Mayor Cook offers advice on making the most of high school


Photo courtesy of Olivia Young

Olivia Young takes a selfie with Mayor Cook during her interview for this article. Young enjoyed the opportunity to get some advice from the mayor.

By Olivia Young

As Mayor John Cook walks into his executive assistant’s office, he is eager to share how he and his associates have shaped the city over the past five years. With unmistakable confidence and his City of Tigard pin on his lapel, his drive is incontrovertible. For as long as he can remember he’s had a passion for politics, his community and keeping the citizens of Tigard safe. When he’s not tweeting and keeping his over 1,300 Twitter followers updated on the happenings of their city, he is serving his community, working as president of the Oregon Mayors Association and meeting with everyone from regular citizens to former state representatives. This may seem impressive, but for Cook it’s second nature; a life of politics has always been on his mind, stemming from spending time with his family as a boy.


“My dad was in city politics for 25 years, so growing up in that, I decided I wanted to do it.” Cook said. His dad, John Cook Sr., has nearly three decades of government experience–from chairman of the park board to mayor himself. Because of his father’s experience, it makes sense that Cook would go to him for advice on all things local government.

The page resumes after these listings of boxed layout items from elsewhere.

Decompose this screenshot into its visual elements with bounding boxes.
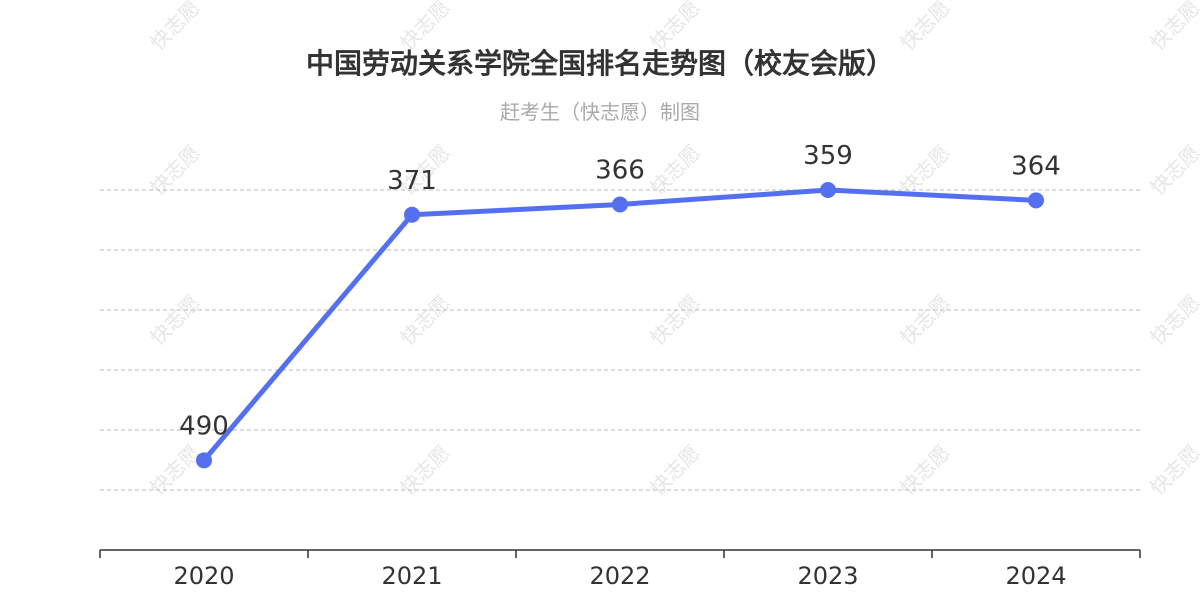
data-label: 490: [179, 411, 229, 441]
chart-title: 中国劳动关系学院全国排名走势图（校友会版）: [306, 47, 894, 80]
watermark-text: 快志愿: [895, 440, 954, 499]
watermark-text: 快志愿: [645, 140, 704, 199]
series-layer: [196, 182, 1044, 469]
data-label: 366: [595, 155, 645, 185]
data-label: 371: [387, 166, 437, 196]
watermark-text: 快志愿: [895, 140, 954, 199]
watermark-text: 快志愿: [1145, 290, 1200, 349]
data-point: [196, 452, 212, 469]
x-tick-label: 2023: [797, 562, 858, 590]
watermark-text: 快志愿: [145, 290, 204, 349]
x-tick-label: 2024: [1005, 562, 1066, 590]
x-tick-label: 2020: [173, 562, 234, 590]
watermark-text: 快志愿: [645, 290, 704, 349]
watermark-text: 快志愿: [145, 140, 204, 199]
watermark-text: 快志愿: [645, 440, 704, 499]
data-label: 364: [1011, 151, 1061, 181]
x-axis: 2020 2021 2022 2023 2024: [99, 549, 1141, 590]
data-point: [404, 206, 420, 223]
data-label: 359: [803, 141, 853, 171]
watermark-text: 快志愿: [1145, 440, 1200, 499]
watermark-text: 快志愿: [395, 440, 454, 499]
watermark-text: 快志愿: [1145, 0, 1200, 55]
watermark-text: 快志愿: [395, 290, 454, 349]
x-tick-label: 2021: [381, 562, 442, 590]
watermark-text: 快志愿: [895, 290, 954, 349]
watermark-text: 快志愿: [1145, 140, 1200, 199]
data-point: [612, 196, 628, 213]
watermark-text: 快志愿: [895, 0, 954, 55]
data-point: [820, 182, 836, 198]
grid-lines: [100, 189, 1140, 491]
data-point: [1028, 192, 1044, 209]
chart-subtitle: 赶考生（快志愿）制图: [500, 100, 700, 124]
data-label-layer: 490 371 366 359 364: [179, 141, 1061, 441]
watermark-text: 快志愿: [145, 0, 204, 55]
x-tick-label: 2022: [589, 562, 650, 590]
watermark-text: 快志愿: [145, 440, 204, 499]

Along with his dad, Cook looks to two other government aficionados when seeking counsel; Roy Rogers, the county commissioner, and former mayor Tom Bryan. These two, throughout Cook’s time in the government field, have advised him into making some of the important political decisions that have impacted the city.

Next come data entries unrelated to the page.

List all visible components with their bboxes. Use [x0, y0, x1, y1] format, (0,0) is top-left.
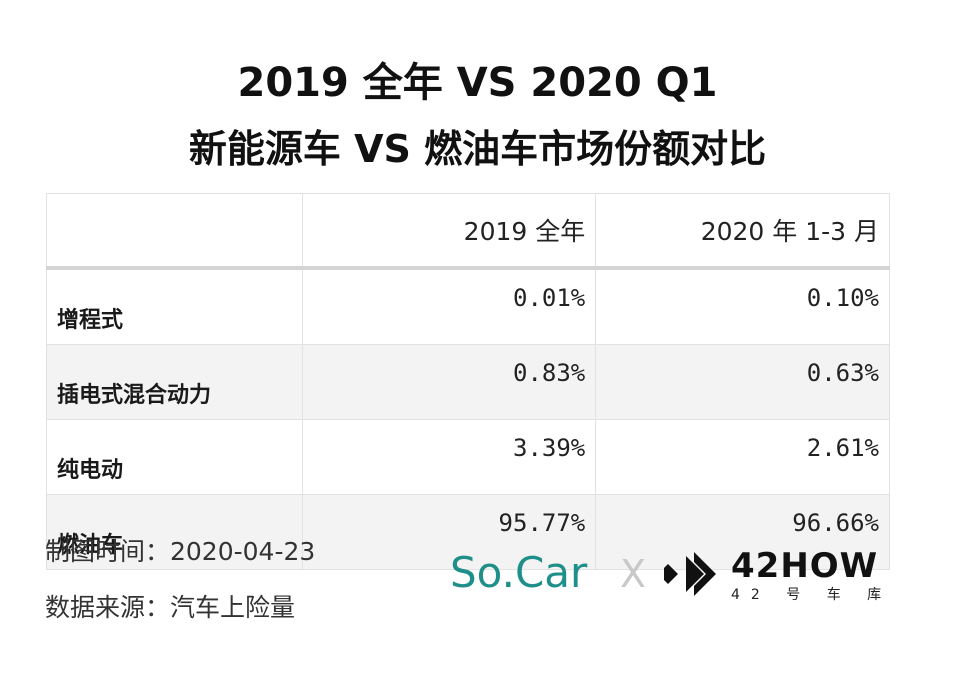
- market-share-table: 2019 全年 2020 年 1-3 月 增程式 0.01% 0.10% 插电式…: [46, 193, 890, 570]
- table-header-row: 2019 全年 2020 年 1-3 月: [46, 193, 890, 270]
- value-2019: 0.01%: [301, 267, 597, 345]
- chart-date: 制图时间：2020-04-23: [45, 537, 316, 566]
- header-2020: 2020 年 1-3 月: [595, 193, 890, 270]
- row-label: 纯电动: [46, 419, 303, 495]
- logo-separator: X: [620, 552, 647, 596]
- header-2019: 2019 全年: [301, 193, 597, 270]
- row-label: 插电式混合动力: [46, 344, 303, 420]
- value-2019: 0.83%: [301, 344, 597, 420]
- value-2020: 0.63%: [595, 344, 890, 420]
- title-line-1: 2019 全年 VS 2020 Q1: [237, 60, 718, 106]
- value-2020: 96.66%: [595, 494, 890, 570]
- value-2019: 95.77%: [301, 494, 597, 570]
- table-row: 燃油车 95.77% 96.66%: [46, 494, 890, 570]
- value-2020: 2.61%: [595, 419, 890, 495]
- 42how-wordmark: 42HOW: [731, 546, 879, 586]
- socar-logo: So.Car: [450, 548, 588, 597]
- title-line-2: 新能源车 VS 燃油车市场份额对比: [188, 127, 767, 171]
- 42how-logo-icon: [664, 552, 716, 596]
- row-label: 增程式: [46, 267, 303, 345]
- table-row: 纯电动 3.39% 2.61%: [46, 419, 890, 495]
- 42how-subtitle: 42 号 车 库: [731, 587, 893, 603]
- value-2019: 3.39%: [301, 419, 597, 495]
- table-row: 插电式混合动力 0.83% 0.63%: [46, 344, 890, 420]
- data-source: 数据来源：汽车上险量: [45, 593, 296, 622]
- header-empty: [46, 193, 303, 270]
- value-2020: 0.10%: [595, 267, 890, 345]
- row-label: 燃油车: [46, 494, 303, 570]
- table-row: 增程式 0.01% 0.10%: [46, 267, 890, 345]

“Tom Bryan was on the council for 10 years, [and] went on to become our state representative,” Cook said. “Roy put me on a budget committee in Washington County and I chaired that for 10 years. [They] are the two… I go to when I have any questions… [and] who I’ve always followed in addition to my dad.” Their advice has set Mayor Cook up for much success as he runs the city of Tigard. However, he cannot do this alone. The people around him are extraordinary staffers who keep the city running smoothly.


One is Joanne Bengston, his executive assistant. Throughout her high school years, she mentioned how it took her a while to find her passion. Once she found it government she felt overjoyed; with her job, and learning opportunities presented every day.


“Everybody here does more than just their one thing, and every day here is different. I would say that’s the best part of working for the city and… the mayor. It is a great place to learn about the world we live in. It’s so interesting and fun. I’ve worked for nonprofits, for profits… and by far government is my favorite.”


Along with daily learning opportunities, Mayor Cook has taught Bengston how to not focus on the ‘internet trolls’, as she says, and to focus on what really matters- serving the communities of Tigard.


“He’s taught me how to not be as invested [in the negative things people say]. No matter where you go, there are going to be people who say mean things, but we shouldn’t let it… change [our goals and] what we’re doing. We shouldn’t get sidetracked by these…  things that are usually baseless. He’s been great helping me take my eye off of that and move forward with the mission of serving the public.”


Cook began forming his positive philosophy in high school. Because of his family’s involvement in the Catholic church and the college preparatory program there, Cook attended Central Catholic High School from 1984 to 1987. Cook used his time in high school to begin creating a path of growth with the morals and stamina he needed to take on such positions in government. Now, he has advice for all high school students.“Get involved! Volunteer!” he said. Getting out and trying new things, he said, helped him with his job, and is the main piece of advice he’d give to students wishing to pursue a political career.


“Whether it’s the Tigard Youth Advisory Council, or whether it’s leadership at school…If you want change, you need to get involved. That means… voting, and… volunteering in your community.” He again emphasized how, because of his parent’s involvement in volunteering, it created much ease when it came time to do his part. “[My parents] were in… service groups in the city, and I followed them around… so it was really easy when it was time for me because I’d already done [it]. So many people already knew me because I was involved. I was involved… when I was a child, so when I got older it was easier to continue.”


“Get educated on what’s happening now,” Bengtson added. “and how you can impact whats happening! Pick up a history book…  history books have the luxury of time; people have stepped back and seen [what cities have done], and historians have picked those things apart, and you get to see how many people… have touched something to make the whole- and that in essence is local government.”


Mayor John Cook’s family environment, schooling, and love for government all come together to create the mayor of Tigard. With his staff and his passion for his work, there is no denying that Cook loves this city, and wants to do what he can to make it safer and greater for every citizen; big, or small.